L’ère des robots arrive, et non, vous ne manquerez pas de travail

On le lit, de moins en moins discrètement : la révolution robotique a commencé. Et alors même que seules ses prémices sont pour le moment en place, comme pour toutes les révolutions, certains se réjouissent de ce qui arrive pendant que bien plus nombreux sont les autres qui redoutent ce que les prochaines années leur réservent.

Il faut dire que, sur le papier, cette « révolution robotique », ou « robolution » comme on le lit parfois, promet le meilleur et le pire dans un mélange forcément détonant. Pour le meilleur, il est facile à lister : les robots, capables d’une plus grande autonomie et d’une meilleure compréhension du monde qui les entoure, des interactions avec les humains qui les auront conçus et du contexte dans lequel ils doivent s’inscrire, résoudront des problèmes tous les jours plus complexes et permettront à un nombre croissant d’individus de s’affranchir des limites que la vie leur impose, que ce soit par handicap, par vieillissement, ou simplement, parce que ce sera possible.

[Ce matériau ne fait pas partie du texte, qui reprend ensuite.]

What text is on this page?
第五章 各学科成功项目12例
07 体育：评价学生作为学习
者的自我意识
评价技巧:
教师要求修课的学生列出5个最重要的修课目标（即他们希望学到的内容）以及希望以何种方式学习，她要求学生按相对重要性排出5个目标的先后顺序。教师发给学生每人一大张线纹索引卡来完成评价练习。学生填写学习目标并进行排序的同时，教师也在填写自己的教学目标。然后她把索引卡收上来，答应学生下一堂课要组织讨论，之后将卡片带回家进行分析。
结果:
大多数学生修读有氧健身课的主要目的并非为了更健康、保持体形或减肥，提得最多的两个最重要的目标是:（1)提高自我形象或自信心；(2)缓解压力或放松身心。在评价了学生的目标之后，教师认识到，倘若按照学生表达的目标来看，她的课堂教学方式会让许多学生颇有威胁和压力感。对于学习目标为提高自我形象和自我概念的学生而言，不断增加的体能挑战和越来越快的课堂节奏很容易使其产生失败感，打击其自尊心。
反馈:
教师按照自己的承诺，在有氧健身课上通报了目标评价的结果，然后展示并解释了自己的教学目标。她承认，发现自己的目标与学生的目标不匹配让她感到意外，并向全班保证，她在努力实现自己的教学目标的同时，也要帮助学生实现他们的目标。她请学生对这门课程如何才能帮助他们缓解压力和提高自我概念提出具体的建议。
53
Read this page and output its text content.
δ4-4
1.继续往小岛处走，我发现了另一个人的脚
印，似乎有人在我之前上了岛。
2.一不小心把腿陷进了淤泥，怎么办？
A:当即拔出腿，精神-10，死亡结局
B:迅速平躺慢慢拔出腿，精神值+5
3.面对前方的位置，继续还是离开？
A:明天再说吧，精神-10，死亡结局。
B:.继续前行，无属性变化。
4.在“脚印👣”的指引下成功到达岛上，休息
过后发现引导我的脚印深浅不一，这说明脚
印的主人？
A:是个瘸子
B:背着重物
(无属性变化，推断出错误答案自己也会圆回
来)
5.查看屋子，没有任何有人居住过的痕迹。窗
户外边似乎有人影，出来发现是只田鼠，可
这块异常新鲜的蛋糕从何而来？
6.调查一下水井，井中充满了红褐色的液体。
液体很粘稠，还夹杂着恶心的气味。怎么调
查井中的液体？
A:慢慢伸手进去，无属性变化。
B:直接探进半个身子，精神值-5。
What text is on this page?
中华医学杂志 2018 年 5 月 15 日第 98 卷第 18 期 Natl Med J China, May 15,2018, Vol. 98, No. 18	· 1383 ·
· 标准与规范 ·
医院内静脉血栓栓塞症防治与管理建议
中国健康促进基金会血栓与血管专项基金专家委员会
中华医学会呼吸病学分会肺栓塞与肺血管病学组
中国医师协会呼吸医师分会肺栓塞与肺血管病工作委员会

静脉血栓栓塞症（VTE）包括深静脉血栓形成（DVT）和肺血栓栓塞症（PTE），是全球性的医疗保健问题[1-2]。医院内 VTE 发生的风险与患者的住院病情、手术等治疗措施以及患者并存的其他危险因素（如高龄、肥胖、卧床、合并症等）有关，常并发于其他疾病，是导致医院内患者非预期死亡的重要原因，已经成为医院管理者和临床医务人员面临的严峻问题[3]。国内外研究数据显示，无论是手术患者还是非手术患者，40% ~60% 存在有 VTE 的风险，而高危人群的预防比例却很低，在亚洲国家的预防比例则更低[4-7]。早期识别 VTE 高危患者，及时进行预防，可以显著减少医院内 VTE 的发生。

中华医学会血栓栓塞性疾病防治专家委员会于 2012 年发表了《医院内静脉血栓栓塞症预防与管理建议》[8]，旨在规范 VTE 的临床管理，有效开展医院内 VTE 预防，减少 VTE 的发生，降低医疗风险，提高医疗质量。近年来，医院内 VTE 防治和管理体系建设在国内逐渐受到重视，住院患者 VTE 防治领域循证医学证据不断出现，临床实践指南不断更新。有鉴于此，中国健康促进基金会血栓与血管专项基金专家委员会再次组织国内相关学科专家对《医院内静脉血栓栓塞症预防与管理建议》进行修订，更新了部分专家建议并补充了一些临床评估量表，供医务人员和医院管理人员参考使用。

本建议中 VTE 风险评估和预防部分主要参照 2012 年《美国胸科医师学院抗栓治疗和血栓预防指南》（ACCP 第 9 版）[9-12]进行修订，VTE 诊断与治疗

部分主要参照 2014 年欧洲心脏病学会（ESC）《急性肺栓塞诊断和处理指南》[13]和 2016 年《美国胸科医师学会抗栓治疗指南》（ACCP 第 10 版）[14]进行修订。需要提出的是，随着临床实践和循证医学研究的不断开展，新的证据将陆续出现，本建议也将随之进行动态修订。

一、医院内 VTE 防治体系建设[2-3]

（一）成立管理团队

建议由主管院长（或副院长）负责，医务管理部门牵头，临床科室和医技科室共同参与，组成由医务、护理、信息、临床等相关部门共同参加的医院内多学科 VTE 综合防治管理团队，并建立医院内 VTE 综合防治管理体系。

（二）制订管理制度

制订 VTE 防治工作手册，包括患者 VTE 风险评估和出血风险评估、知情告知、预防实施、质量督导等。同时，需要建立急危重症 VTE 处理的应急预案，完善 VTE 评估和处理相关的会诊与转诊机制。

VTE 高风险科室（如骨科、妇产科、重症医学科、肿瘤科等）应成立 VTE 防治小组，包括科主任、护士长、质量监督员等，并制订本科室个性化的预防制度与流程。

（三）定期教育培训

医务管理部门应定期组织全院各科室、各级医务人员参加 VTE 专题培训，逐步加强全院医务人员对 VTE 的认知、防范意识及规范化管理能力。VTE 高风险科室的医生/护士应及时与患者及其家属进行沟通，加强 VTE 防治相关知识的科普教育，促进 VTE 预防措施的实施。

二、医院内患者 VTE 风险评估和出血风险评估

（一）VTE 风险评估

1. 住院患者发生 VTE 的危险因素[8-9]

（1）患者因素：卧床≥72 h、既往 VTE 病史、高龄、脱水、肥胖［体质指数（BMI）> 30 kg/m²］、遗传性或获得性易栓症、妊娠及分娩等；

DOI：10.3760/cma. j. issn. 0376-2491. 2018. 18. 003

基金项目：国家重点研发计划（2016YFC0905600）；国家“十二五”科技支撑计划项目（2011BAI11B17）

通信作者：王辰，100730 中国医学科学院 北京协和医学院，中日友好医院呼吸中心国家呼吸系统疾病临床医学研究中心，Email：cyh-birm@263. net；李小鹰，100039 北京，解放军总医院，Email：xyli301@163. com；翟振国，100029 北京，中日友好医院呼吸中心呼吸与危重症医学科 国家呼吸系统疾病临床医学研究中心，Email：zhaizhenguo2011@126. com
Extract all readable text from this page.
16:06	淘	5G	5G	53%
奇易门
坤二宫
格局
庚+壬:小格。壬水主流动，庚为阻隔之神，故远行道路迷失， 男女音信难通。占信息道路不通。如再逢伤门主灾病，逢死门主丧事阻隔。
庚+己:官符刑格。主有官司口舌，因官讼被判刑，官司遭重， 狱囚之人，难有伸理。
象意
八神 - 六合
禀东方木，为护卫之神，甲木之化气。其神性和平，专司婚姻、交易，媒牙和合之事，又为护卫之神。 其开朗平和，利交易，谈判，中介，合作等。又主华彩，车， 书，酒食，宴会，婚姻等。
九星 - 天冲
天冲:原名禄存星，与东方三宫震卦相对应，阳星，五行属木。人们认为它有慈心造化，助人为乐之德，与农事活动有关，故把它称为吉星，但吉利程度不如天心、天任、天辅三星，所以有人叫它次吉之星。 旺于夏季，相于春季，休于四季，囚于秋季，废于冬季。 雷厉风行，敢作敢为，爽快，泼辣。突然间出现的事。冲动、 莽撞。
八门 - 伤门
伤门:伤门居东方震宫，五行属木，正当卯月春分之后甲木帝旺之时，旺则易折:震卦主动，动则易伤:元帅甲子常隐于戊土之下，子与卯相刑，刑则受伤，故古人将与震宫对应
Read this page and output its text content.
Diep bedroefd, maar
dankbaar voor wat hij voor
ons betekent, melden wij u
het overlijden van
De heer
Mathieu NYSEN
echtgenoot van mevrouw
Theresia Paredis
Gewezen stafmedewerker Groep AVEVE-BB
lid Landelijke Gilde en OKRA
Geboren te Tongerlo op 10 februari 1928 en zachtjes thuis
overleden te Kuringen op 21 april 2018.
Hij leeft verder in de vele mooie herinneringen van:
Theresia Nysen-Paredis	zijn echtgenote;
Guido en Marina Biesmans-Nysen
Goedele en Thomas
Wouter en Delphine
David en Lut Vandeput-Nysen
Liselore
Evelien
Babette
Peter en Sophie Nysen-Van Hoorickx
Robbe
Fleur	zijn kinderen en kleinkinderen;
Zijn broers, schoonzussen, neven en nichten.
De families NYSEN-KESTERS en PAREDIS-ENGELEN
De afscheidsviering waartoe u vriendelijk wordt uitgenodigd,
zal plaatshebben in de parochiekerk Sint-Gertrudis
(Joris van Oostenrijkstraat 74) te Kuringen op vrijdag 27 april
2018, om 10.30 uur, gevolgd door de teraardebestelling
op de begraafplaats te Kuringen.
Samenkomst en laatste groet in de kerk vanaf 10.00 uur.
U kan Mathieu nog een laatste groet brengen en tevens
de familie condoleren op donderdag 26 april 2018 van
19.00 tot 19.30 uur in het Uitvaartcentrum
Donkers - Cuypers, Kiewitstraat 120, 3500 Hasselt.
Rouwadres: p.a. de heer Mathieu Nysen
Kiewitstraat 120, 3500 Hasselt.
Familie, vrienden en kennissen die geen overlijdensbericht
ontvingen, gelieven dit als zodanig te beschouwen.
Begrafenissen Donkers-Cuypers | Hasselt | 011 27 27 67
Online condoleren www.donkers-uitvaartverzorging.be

Il est facile d’imaginer que l’arrivée de robots toujours plus autonomes permettra de donner ou redonner plus de liberté aux personnes qui en manquent cruellement. Que ce soit l’extraordinaire bénéfice de plus grandes plages de temps libre en voiture (pour lire, travailler ou simplement dormir), que ce soit au travers d’une autonomie personnelle retrouvée pour ceux qui ne pouvaient pas, jusqu’à présent, se déplacer librement, que ce soit dans la myriade de tâches quotidiennes ardues, musculaires ou bêtement répétitives qui pourront progressivement être déléguées à des robots, on comprend très bien ce que l’arrivée massive de robots dans notre vie quotidienne peut apporter comme confort. Ici, on raisonne en fait par simple extension de la révolution industrielle qui a déjà eu lieu, et qui a affranchi l’homme des travaux les plus pénibles : ce qu’on a vu pour les champs ou pour les chaînes de montage, on comprend rapidement que la « robolution » peut l’apporter pour toutes les tâches quotidiennes.

Cette évolution est déjà en marche et concernera ces tâches fastidieuses que les humains ne peuvent pas faire mais qui sont simples pour des machines, ainsi que toutes ces tâches qu’un humain continue de faire actuellement tant que le coût d’un robot est supérieur à son emploi.

Cependant, ces réjouissantes pensées sont, assez rapidement, assombries de celles, parfaitement logiques, relatives aux emplois correspondants à ces tâches dont les robots vont se charger. En substance, puisque tous ces emplois seront remplacés par des robots, on doit s’attendre à ce que cette « robolution » se transforme rapidement en explosion du chômage de masse, en particulier dans les pays qui se seront totalement investis dans la robotisation complète de leur société.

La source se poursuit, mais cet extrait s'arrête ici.